Bageshree and Divya Gandhi

He apparently refused a part in a play to be staged on school's annual day


  • School principal says she only patted him with a good intention
  • Doctors say it could be a case of haemotoma



    SCARRED FOREVER: Mohammed Suhail Mansoor at a hospital ward in Bangalore on Wednesday. — Photo: V. Sreenivasa Murthy

    Bangalore: Although physical abuse of a child is banned under United Nations Convention on the Rights of the Child, ratified by many countries including India, corporal punishment is common in several prestigious schools.

    In the most recent case, 15-year-old Mohammad Sohail Mansoor, a student at Sri Kumaran's Children's Home, CBSE Section, was allegedly slapped by the principal of the school on Tuesday, Children's Day.
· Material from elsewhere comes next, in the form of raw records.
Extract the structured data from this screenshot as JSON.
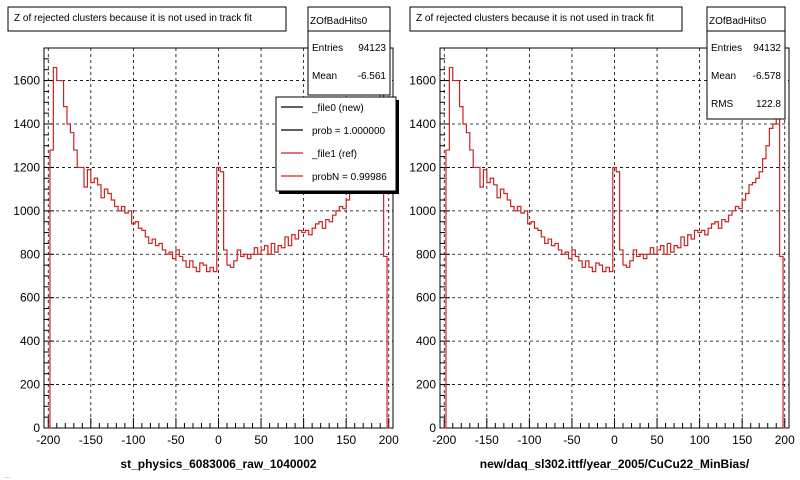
{
  "colors": {
    "ref_line": "#cc2222",
    "frame": "#000000",
    "grid": "#000000",
    "background": "#ffffff",
    "legend_shadow": "#000000"
  },
  "footer_note": "...",
  "chart_data": [
    {
      "type": "line",
      "title": "Z of rejected clusters  because it is not used in track fit",
      "xlabel": "st_physics_6083006_raw_1040002",
      "ylabel": "",
      "xlim": [
        -205,
        205
      ],
      "ylim": [
        0,
        1750
      ],
      "grid": true,
      "x_ticks": [
        -200,
        -150,
        -100,
        -50,
        0,
        50,
        100,
        150,
        200
      ],
      "y_ticks": [
        0,
        200,
        400,
        600,
        800,
        1000,
        1200,
        1400,
        1600
      ],
      "stats_box": {
        "name": "ZOfBadHits0",
        "rows": [
          {
            "label": "Entries",
            "value": "94123"
          },
          {
            "label": "Mean",
            "value": "-6.561"
          }
        ]
      },
      "legend": {
        "placement": "top-right",
        "entries": [
          {
            "label": "_file0 (new)",
            "color": "#000000"
          },
          {
            "label": "prob = 1.000000",
            "color": "#000000"
          },
          {
            "label": "_file1 (ref)",
            "color": "#cc2222"
          },
          {
            "label": "probN = 0.99986",
            "color": "#cc2222"
          }
        ]
      },
      "series": [
        {
          "x": [
            -200,
            -196,
            -192,
            -188,
            -184,
            -180,
            -176,
            -172,
            -168,
            -164,
            -160,
            -156,
            -152,
            -148,
            -144,
            -140,
            -136,
            -132,
            -128,
            -124,
            -120,
            -116,
            -112,
            -108,
            -104,
            -100,
            -96,
            -92,
            -88,
            -84,
            -80,
            -76,
            -72,
            -68,
            -64,
            -60,
            -56,
            -52,
            -48,
            -44,
            -40,
            -36,
            -32,
            -28,
            -24,
            -20,
            -16,
            -12,
            -8,
            -4,
            0,
            4,
            8,
            12,
            16,
            20,
            24,
            28,
            32,
            36,
            40,
            44,
            48,
            52,
            56,
            60,
            64,
            68,
            72,
            76,
            80,
            84,
            88,
            92,
            96,
            100,
            104,
            108,
            112,
            116,
            120,
            124,
            128,
            132,
            136,
            140,
            144,
            148,
            152,
            156,
            160,
            164,
            168,
            172,
            176,
            180,
            184,
            188,
            192,
            196,
            200
          ],
          "values": [
            0,
            1280,
            1660,
            1600,
            1600,
            1480,
            1400,
            1360,
            1280,
            1200,
            1200,
            1110,
            1190,
            1130,
            1150,
            1120,
            1060,
            1100,
            1080,
            1050,
            1020,
            1000,
            1020,
            990,
            1000,
            940,
            950,
            920,
            910,
            880,
            850,
            870,
            840,
            850,
            820,
            800,
            810,
            780,
            820,
            790,
            770,
            740,
            770,
            740,
            720,
            760,
            750,
            720,
            740,
            720,
            1200,
            1180,
            820,
            750,
            740,
            770,
            820,
            790,
            800,
            780,
            800,
            830,
            800,
            820,
            840,
            800,
            850,
            810,
            840,
            830,
            880,
            840,
            890,
            870,
            910,
            900,
            910,
            890,
            920,
            940,
            950,
            920,
            960,
            950,
            980,
            1000,
            1020,
            1010,
            1050,
            1080,
            1120,
            1130,
            1150,
            1180,
            1240,
            1300,
            1380,
            1400,
            1660,
            790,
            0
          ]
        }
      ]
    },
    {
      "type": "line",
      "title": "Z of rejected clusters  because it is not used in track fit",
      "xlabel": "new/daq_sl302.ittf/year_2005/CuCu22_MinBias/",
      "ylabel": "",
      "xlim": [
        -205,
        205
      ],
      "ylim": [
        0,
        1750
      ],
      "grid": true,
      "x_ticks": [
        -200,
        -150,
        -100,
        -50,
        0,
        50,
        100,
        150,
        200
      ],
      "y_ticks": [
        0,
        200,
        400,
        600,
        800,
        1000,
        1200,
        1400,
        1600
      ],
      "stats_box": {
        "name": "ZOfBadHits0",
        "rows": [
          {
            "label": "Entries",
            "value": "94132"
          },
          {
            "label": "Mean",
            "value": "-6.578"
          },
          {
            "label": "RMS",
            "value": "122.8"
          }
        ]
      },
      "series": [
        {
          "x": [
            -200,
            -196,
            -192,
            -188,
            -184,
            -180,
            -176,
            -172,
            -168,
            -164,
            -160,
            -156,
            -152,
            -148,
            -144,
            -140,
            -136,
            -132,
            -128,
            -124,
            -120,
            -116,
            -112,
            -108,
            -104,
            -100,
            -96,
            -92,
            -88,
            -84,
            -80,
            -76,
            -72,
            -68,
            -64,
            -60,
            -56,
            -52,
            -48,
            -44,
            -40,
            -36,
            -32,
            -28,
            -24,
            -20,
            -16,
            -12,
            -8,
            -4,
            0,
            4,
            8,
            12,
            16,
            20,
            24,
            28,
            32,
            36,
            40,
            44,
            48,
            52,
            56,
            60,
            64,
            68,
            72,
            76,
            80,
            84,
            88,
            92,
            96,
            100,
            104,
            108,
            112,
            116,
            120,
            124,
            128,
            132,
            136,
            140,
            144,
            148,
            152,
            156,
            160,
            164,
            168,
            172,
            176,
            180,
            184,
            188,
            192,
            196,
            200
          ],
          "values": [
            0,
            1280,
            1660,
            1600,
            1600,
            1480,
            1400,
            1360,
            1280,
            1200,
            1200,
            1110,
            1190,
            1130,
            1150,
            1120,
            1060,
            1100,
            1080,
            1050,
            1020,
            1000,
            1020,
            990,
            1000,
            940,
            950,
            920,
            910,
            880,
            850,
            870,
            840,
            850,
            820,
            800,
            810,
            780,
            820,
            790,
            770,
            740,
            770,
            740,
            720,
            760,
            750,
            720,
            740,
            720,
            1200,
            1180,
            820,
            750,
            740,
            770,
            820,
            790,
            800,
            780,
            800,
            830,
            800,
            820,
            840,
            800,
            850,
            810,
            840,
            830,
            880,
            840,
            890,
            870,
            910,
            900,
            910,
            890,
            920,
            940,
            950,
            920,
            960,
            950,
            980,
            1000,
            1020,
            1010,
            1050,
            1080,
            1120,
            1130,
            1150,
            1180,
            1240,
            1300,
            1380,
            1400,
            1660,
            790,
            0
          ]
        }
      ]
    }
  ]
}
    According to the boy and his brother Mohammed Saud Mansoor, school principal Deepa Sridhar slapped him as 800 of his schoolmates stood witness. He apparently refused a part in a play, which was slated for the school's annual day. The boy was taken to Sanjay Gandhi Hospital after he fainted twice and complained of ringing in the ear and loss of balance while walking. The doctors there examined him and referred him to an ENT specialist. The case figures in the Medico Legal Case registration ledger (No. 92102) of the hospital and a case has been registered with the Subramanyapura police station. Investigations are now on.

    The ENT specialist, who examined him, has said there is the "possibility of haematoma" in the head and advised observation. Saud calls this "a blatant case of child abuse".
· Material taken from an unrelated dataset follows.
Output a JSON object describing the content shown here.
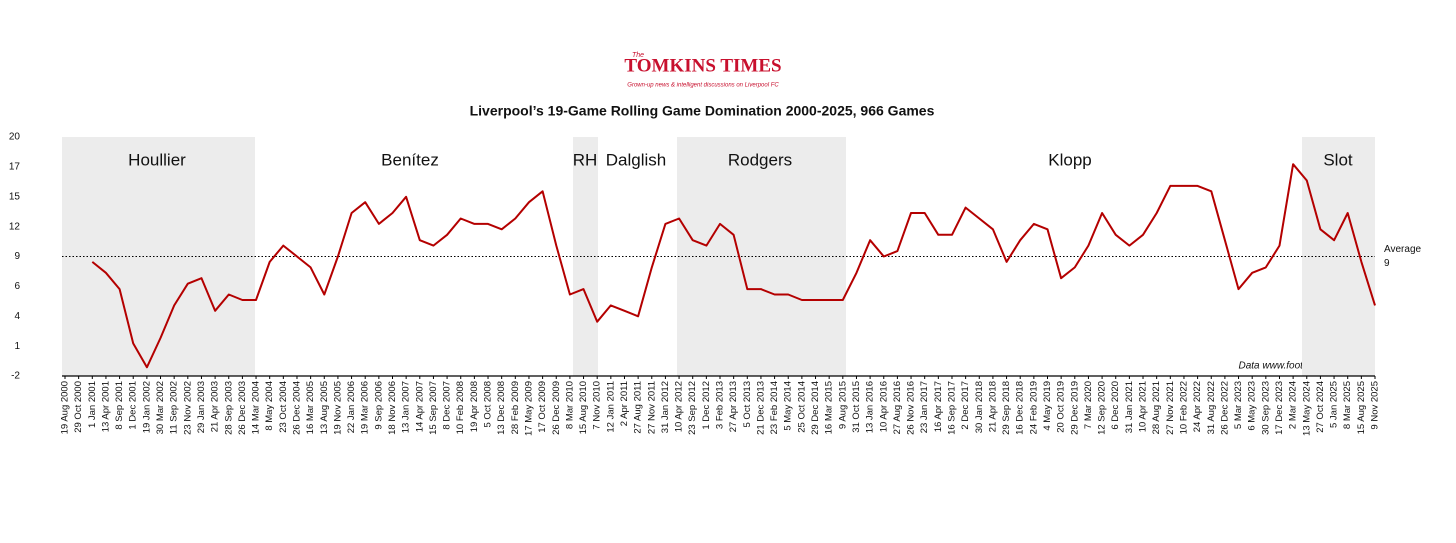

    However, there are two accounts of what transpired on the day. While Sohail said he received four blows to his head, Ms. Sridhar said she merely "patted him with the good intentions of instilling good manners". He said that Ms. Sridhar made religious insinuations against him for refusing to play a mythological role. But he said that he was unable to attend the annual day as he had only recently lost his grandfather. "My intention was not to give the incident a religious flavour," Ms Sridhar told The Hindu . Sohail behaved "insolently", she said and she was merely doing her "duty as an educator, in disciplining my student."

    Second incident

    This incident, yet again, brings into focus a form of child abuse in education that was not viewed by educators, parents, and policymakers with the seriousness that it merits. It was only a week ago that the incident of a boy being hit on the head with a duster was reported from St. John's School.
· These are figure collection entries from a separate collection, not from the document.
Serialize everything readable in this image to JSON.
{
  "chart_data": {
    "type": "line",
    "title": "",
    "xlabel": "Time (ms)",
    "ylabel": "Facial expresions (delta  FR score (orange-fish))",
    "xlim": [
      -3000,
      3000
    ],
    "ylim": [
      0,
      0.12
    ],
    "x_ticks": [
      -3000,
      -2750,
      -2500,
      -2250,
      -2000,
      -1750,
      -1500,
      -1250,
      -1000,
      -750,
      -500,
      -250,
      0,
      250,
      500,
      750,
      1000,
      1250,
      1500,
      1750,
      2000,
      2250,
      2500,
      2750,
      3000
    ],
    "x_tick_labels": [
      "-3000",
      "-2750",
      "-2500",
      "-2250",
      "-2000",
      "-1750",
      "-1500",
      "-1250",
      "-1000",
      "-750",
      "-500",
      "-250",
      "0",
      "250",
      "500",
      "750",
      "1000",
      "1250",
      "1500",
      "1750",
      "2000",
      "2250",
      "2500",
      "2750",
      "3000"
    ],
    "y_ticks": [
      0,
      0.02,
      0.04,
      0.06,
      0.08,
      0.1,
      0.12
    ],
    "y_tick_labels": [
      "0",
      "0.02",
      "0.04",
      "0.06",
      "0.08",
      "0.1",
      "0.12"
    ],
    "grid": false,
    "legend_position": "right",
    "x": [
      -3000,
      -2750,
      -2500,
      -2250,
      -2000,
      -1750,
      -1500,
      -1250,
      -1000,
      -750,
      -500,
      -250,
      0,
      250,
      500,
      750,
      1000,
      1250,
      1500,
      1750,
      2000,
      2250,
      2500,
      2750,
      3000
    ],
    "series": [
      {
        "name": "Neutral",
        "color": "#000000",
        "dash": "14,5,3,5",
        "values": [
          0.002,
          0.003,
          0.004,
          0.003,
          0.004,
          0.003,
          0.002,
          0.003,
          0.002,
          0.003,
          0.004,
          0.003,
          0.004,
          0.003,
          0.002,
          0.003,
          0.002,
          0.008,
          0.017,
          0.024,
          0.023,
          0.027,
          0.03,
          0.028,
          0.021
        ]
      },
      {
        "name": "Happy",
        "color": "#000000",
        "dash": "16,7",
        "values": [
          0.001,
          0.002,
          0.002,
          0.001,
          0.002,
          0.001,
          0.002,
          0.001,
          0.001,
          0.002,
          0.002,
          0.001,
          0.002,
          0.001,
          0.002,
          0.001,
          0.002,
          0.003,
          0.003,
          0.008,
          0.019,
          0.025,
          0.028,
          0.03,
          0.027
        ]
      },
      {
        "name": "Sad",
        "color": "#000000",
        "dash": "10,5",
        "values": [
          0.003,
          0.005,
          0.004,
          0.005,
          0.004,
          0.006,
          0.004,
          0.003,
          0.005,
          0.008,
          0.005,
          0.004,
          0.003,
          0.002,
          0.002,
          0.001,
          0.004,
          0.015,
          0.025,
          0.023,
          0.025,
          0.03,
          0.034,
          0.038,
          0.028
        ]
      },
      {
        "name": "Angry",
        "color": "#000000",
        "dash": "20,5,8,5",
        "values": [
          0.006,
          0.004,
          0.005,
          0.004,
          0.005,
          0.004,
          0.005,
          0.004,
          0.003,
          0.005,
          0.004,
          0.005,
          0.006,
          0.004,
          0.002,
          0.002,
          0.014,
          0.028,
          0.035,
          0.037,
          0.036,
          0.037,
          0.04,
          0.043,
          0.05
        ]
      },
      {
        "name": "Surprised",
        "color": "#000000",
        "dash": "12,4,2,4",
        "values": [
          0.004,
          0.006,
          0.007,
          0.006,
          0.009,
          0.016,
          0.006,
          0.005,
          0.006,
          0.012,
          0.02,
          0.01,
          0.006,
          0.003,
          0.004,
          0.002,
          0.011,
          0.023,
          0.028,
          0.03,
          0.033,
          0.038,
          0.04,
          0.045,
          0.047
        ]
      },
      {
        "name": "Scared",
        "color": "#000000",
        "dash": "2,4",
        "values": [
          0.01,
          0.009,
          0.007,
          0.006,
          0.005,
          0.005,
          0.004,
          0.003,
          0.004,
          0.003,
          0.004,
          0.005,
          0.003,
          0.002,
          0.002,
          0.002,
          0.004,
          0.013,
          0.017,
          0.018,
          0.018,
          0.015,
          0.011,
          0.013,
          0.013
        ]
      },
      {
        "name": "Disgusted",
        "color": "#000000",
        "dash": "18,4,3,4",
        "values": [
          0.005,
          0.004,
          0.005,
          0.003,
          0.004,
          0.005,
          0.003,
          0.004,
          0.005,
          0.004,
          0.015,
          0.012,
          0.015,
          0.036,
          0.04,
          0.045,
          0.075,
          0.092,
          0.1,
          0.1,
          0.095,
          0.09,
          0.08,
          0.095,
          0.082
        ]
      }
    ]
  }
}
    Niranjan Aradhya, Senior Research Officer, Centre for Child and the Law of the National Law School of India University, said that physical abuse of a child was not banned under the Karnataka Right to Education Act (1983) and there was a need to do so now. "But more than the law, it should be part of commonsense," said Dr. Aradhya. "It should be the minimum norm in all schools." He said that a government circular of December 3, 2002, instructed that physical education teachers should ensure that children were not physically abused in schools.

    Reacting to the incident, the former Education Minister B.K. Chandrashekhar said he was "absolutely revolted" by it, more so if it was true that it was perpetrated by the principal. He said corporal punishment in Indian schools was a "throw-back to Victorian notions."